Any maps that you cook with your Total Conversion will be listed in the Maps list when you are playing your Total Conversion. Total Conversions, of course, can not Stack with each other, and while you can technically use Mods with Total Conversions, it can be dangerous if not explicitly designed to work together -- however it will most likely be fine as long as you don't rename your Total Conversion's PrimalGameData (since so all mods inherit from PrimalGameData assuming that original asset name). New Mods and Maps can also be explicitly designed to work with a Total Conversion if you were to upload your Total Conversion source assets somewhere, which you're welcome to do (such as what we've done with SotF). Think of a Total Conversion as a complete alternate set of media & assets for the game, because that's basically what it is! We recommend that Total Conversion creators name their content with "Total Conversion:" at the beginning of its name on Steam Workshop, as that will display best within the in-game Total Conversion list and make it clear to users where they will find this new content listed within the game. Total Conversions have the downside of requiring an application restart to switch them, but they provide the most power to remake the game as you see fit.

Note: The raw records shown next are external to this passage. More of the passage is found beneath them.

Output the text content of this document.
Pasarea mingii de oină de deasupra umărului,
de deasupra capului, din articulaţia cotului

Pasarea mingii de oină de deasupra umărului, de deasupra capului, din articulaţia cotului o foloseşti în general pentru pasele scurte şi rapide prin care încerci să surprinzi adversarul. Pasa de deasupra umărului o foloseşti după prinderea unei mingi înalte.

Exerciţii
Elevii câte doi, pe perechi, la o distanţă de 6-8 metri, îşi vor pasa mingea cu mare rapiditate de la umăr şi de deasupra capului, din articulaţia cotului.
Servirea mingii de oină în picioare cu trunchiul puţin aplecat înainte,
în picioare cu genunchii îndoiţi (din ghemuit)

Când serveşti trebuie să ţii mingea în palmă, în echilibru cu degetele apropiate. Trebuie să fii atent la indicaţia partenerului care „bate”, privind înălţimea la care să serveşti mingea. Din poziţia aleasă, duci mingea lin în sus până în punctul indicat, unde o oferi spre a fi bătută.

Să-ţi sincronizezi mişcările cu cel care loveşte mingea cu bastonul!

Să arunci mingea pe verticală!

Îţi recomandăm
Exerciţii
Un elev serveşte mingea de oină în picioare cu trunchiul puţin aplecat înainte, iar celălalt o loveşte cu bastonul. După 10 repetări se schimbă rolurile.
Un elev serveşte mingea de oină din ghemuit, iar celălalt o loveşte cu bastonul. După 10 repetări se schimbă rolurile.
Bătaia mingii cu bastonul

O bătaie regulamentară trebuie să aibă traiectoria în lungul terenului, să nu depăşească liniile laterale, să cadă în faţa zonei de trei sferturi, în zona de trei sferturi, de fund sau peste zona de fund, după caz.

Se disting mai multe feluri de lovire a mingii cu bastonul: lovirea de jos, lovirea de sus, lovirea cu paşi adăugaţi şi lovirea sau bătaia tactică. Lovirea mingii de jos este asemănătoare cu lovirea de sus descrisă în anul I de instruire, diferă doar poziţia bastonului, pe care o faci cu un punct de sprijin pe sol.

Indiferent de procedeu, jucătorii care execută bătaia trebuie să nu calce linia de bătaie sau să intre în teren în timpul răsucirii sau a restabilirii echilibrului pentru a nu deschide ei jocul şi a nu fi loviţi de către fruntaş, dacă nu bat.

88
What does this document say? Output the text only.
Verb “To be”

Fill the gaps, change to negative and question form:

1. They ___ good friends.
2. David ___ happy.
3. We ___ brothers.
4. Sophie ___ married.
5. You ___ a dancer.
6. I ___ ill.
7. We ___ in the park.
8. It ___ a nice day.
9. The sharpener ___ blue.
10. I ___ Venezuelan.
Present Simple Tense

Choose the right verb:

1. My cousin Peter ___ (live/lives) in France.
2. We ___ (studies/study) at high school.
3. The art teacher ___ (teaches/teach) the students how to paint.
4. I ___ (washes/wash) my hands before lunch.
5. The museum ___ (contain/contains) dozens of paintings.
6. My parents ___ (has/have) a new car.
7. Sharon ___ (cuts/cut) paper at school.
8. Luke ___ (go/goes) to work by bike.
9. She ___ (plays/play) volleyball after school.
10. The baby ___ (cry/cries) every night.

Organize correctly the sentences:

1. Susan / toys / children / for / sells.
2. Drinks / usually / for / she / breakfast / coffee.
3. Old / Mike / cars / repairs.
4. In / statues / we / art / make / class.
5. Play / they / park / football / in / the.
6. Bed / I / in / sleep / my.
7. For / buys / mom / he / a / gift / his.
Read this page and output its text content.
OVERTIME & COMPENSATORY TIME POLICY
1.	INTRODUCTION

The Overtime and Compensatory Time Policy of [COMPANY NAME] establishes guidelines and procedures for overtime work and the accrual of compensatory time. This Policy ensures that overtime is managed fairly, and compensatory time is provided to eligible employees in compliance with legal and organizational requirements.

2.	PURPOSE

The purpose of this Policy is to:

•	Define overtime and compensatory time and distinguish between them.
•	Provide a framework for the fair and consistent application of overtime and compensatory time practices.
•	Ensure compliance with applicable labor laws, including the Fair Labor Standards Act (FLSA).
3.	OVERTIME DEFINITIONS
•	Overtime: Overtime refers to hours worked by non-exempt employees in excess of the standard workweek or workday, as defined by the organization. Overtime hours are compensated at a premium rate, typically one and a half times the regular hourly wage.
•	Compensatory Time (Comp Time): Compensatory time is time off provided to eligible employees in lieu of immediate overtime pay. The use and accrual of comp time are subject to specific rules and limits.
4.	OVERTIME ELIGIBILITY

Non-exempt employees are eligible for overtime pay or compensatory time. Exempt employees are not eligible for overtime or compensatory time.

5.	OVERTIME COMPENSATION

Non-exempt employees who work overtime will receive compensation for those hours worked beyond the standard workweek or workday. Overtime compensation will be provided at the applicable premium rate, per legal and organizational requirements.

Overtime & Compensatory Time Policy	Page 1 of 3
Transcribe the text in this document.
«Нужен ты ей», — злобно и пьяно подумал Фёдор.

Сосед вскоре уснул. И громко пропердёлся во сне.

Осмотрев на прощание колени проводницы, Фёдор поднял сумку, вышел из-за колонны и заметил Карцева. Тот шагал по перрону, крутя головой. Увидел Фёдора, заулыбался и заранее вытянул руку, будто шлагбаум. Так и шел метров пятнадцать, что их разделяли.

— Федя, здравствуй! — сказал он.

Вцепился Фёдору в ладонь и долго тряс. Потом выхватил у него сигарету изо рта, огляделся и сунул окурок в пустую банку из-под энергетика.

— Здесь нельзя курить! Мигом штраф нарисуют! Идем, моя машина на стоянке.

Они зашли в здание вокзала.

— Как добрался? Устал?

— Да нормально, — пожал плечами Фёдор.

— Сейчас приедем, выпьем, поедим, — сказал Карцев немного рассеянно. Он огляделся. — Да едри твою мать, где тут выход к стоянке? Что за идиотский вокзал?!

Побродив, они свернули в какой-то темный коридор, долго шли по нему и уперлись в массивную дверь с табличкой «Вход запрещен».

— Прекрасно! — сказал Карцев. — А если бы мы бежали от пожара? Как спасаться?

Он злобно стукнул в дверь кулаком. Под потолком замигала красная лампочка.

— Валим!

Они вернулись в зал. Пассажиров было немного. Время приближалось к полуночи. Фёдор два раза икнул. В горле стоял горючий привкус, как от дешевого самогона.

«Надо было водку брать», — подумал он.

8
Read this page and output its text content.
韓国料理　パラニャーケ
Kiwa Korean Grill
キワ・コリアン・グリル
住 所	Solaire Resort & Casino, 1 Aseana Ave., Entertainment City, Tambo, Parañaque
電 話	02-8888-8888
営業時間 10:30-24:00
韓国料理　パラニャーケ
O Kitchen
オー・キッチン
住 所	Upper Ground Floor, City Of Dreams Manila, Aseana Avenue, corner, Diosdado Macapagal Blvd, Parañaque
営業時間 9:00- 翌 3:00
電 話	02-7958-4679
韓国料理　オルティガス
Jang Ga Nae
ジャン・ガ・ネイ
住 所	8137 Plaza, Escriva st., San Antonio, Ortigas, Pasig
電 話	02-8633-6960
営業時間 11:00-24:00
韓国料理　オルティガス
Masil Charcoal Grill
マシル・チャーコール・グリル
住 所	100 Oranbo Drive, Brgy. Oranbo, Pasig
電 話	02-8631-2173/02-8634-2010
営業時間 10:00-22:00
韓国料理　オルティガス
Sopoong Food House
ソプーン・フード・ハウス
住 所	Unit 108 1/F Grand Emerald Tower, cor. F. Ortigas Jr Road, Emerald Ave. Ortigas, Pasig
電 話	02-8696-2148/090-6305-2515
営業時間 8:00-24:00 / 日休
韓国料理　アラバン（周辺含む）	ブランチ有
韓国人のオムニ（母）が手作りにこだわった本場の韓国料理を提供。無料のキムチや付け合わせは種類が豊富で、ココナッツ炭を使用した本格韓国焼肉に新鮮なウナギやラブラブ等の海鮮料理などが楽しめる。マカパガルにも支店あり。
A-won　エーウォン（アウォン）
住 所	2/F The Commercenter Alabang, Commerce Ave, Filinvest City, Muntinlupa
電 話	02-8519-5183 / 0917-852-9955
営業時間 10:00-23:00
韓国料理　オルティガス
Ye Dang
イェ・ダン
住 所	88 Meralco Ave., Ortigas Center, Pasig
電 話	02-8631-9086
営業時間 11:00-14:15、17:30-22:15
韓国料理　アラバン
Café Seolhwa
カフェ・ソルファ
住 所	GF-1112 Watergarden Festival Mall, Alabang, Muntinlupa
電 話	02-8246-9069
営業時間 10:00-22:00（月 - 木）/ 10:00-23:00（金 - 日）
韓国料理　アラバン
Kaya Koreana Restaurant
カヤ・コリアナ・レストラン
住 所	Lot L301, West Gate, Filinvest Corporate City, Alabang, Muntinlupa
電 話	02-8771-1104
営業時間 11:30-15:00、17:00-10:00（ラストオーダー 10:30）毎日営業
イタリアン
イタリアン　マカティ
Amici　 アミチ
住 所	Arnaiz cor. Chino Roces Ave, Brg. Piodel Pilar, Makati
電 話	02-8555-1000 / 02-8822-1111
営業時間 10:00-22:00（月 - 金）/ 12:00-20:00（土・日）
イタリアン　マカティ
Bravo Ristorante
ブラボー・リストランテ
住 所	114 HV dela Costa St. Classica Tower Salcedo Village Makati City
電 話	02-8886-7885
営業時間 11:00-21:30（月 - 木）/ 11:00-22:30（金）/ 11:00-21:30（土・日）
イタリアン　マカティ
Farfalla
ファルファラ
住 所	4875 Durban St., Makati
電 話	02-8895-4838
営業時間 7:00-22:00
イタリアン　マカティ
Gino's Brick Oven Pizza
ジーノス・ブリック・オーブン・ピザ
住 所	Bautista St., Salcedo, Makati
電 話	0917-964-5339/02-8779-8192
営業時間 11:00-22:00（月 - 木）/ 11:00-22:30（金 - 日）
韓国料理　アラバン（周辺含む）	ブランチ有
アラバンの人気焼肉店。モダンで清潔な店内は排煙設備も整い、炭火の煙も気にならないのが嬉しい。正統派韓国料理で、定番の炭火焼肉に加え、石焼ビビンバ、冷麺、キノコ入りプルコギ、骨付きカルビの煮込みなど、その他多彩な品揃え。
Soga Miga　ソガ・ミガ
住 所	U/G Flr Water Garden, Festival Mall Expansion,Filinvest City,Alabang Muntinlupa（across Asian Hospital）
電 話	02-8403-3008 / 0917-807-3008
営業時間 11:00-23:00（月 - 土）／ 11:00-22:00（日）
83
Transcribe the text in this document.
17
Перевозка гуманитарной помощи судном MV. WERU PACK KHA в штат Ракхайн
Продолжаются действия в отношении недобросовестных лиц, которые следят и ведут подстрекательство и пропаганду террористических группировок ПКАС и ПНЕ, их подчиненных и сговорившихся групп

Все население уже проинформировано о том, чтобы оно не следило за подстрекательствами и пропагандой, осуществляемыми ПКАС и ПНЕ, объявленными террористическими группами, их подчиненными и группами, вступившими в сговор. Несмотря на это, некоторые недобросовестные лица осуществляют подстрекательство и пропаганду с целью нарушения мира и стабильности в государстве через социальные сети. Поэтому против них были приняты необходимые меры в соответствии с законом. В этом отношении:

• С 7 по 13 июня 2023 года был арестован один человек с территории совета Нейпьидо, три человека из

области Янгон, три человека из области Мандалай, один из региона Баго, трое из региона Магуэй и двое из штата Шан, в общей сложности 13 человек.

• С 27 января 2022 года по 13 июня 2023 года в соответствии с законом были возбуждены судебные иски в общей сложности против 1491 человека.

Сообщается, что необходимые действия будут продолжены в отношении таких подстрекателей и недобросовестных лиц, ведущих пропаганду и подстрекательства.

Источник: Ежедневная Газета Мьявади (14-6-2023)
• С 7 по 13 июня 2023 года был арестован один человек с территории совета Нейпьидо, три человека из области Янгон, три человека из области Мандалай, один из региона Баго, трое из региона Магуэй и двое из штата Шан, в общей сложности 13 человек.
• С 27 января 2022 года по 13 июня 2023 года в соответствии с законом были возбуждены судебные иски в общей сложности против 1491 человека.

Note: There is a new button called "Reset GUID" near the upload section. This resets the "network version" on your Content, forcing players to update if they want to reconnect to a server. Use this if your Content has changed dramatically that might affect network gameplay (i.e. new objects, networking logic, or architectural changes) and you want to enforce a version mismatch multiplayer disconnection with older Content. If you do want to change the GUID, then you actually need to click that button BEFORE you COOK (or cook again after you change it . We'll move that button soon to the "Cook" section of the menu to make that clearer.

Updating the dev kit & keeping track of new content

Before updating the dev kit, you should backup your TC content. A Dev kit update will almost never break the content of your mod. If you want to update your content with the latest update, you should run a diff. (with win-merge for example), that is the best way to update your TC with the vanilla game content at the moment.